Azure provides Cognitive services to use vision, speech, language and other deep learning model to use in general. One with no experience in Machine or Deep learning can use Azure Cognitive services in application using sdks to provide AI behaviour in any kind of applications. Azure provides Cognitive services with very low cost.
Azure provides these services for usage in your application.

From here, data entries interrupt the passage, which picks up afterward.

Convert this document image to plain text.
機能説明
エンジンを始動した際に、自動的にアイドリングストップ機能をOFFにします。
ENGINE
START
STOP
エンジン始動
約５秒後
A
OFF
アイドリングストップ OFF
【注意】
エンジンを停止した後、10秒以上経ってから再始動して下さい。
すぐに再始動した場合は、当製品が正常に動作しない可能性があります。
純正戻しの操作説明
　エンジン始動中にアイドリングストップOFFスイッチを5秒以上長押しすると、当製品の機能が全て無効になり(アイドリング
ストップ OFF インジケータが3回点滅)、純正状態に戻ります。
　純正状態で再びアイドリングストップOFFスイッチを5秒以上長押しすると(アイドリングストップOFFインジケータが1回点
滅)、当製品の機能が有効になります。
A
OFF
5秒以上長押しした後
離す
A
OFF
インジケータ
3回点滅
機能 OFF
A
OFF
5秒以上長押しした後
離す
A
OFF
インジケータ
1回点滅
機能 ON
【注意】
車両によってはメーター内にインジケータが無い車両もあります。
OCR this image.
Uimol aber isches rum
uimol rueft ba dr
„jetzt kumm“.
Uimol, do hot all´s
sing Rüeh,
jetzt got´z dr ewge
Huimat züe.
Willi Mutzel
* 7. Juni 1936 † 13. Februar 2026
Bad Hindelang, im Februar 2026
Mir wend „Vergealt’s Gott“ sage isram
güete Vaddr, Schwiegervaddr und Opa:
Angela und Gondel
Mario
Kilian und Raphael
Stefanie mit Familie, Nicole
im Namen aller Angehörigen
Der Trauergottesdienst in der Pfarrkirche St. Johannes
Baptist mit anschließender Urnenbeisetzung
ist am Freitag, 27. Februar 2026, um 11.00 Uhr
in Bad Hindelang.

  • Design - Provides sdk for Abnormaly Detector, Content Moderator, Personalizer
  • Language - Translation in different languages, QnA Maker, Text analysis, Language Understanding
  • Speech - Speech to Text, Text to speech and Speaker recognition
  • Vision - Image recognition, face detection and recognizer, video indexer
  • Web Search - Web Search API for Bing

These services provides very good results for different type of data. We can use Vision services to identify objects in image.
If someone has no knowledge of Deep learning and want to train a model for Computer Vision(Image Classification and Object Detection), azure provides custom vision
service to train models with no code just by using GUI platform or can use SDK to automate from application.
In this tutorial we will discuss to train an Image Classification model by using both UI and SDK(Python) and use this model for prediction. We can use Custom Vision SDK using C#, Go, Java, JavaScript, Python or REST API. But for this tutorial we will only use Python.
To get started, you need to create an account on Azure. Then navigate to Azure Portal and create a resource group and search for azure cognitive services where you can find custom vision from marketplace.

My alt text

Click on Custom Vision and create a custom vision service. On custom vision page use both training and prediction resources as we will need both to train and use endpoint for predictions. You can name service whatever you want and choose region and pricing tier according to your requirements. After that click to review and create custom vision azure cognitive service.

My alt text

Now after all validation, click on create to create a new service for custom vision, it will create a training and prediction resource which can be used for training your model and also you can use prediction resource to deploy your models and use them in your applications. Once you have created the resource, you can click to open your resource and can view all of your resource details. To use python sdk for azure cognitive services, you need api key and other details such as endpoint and location. You can get them by viewing your resource and click on Keys and Endpoints tab to view details.

My alt text

After you have created and setup your resource, we can get started with python sdk to create project and upload our data. First we will be required to authenticate sdk using keys above.

Training Using AzureSDK

We will go step by step to authenticate, create tags, upload data and then train model using that data. As a last step, we will deploy and test using new data.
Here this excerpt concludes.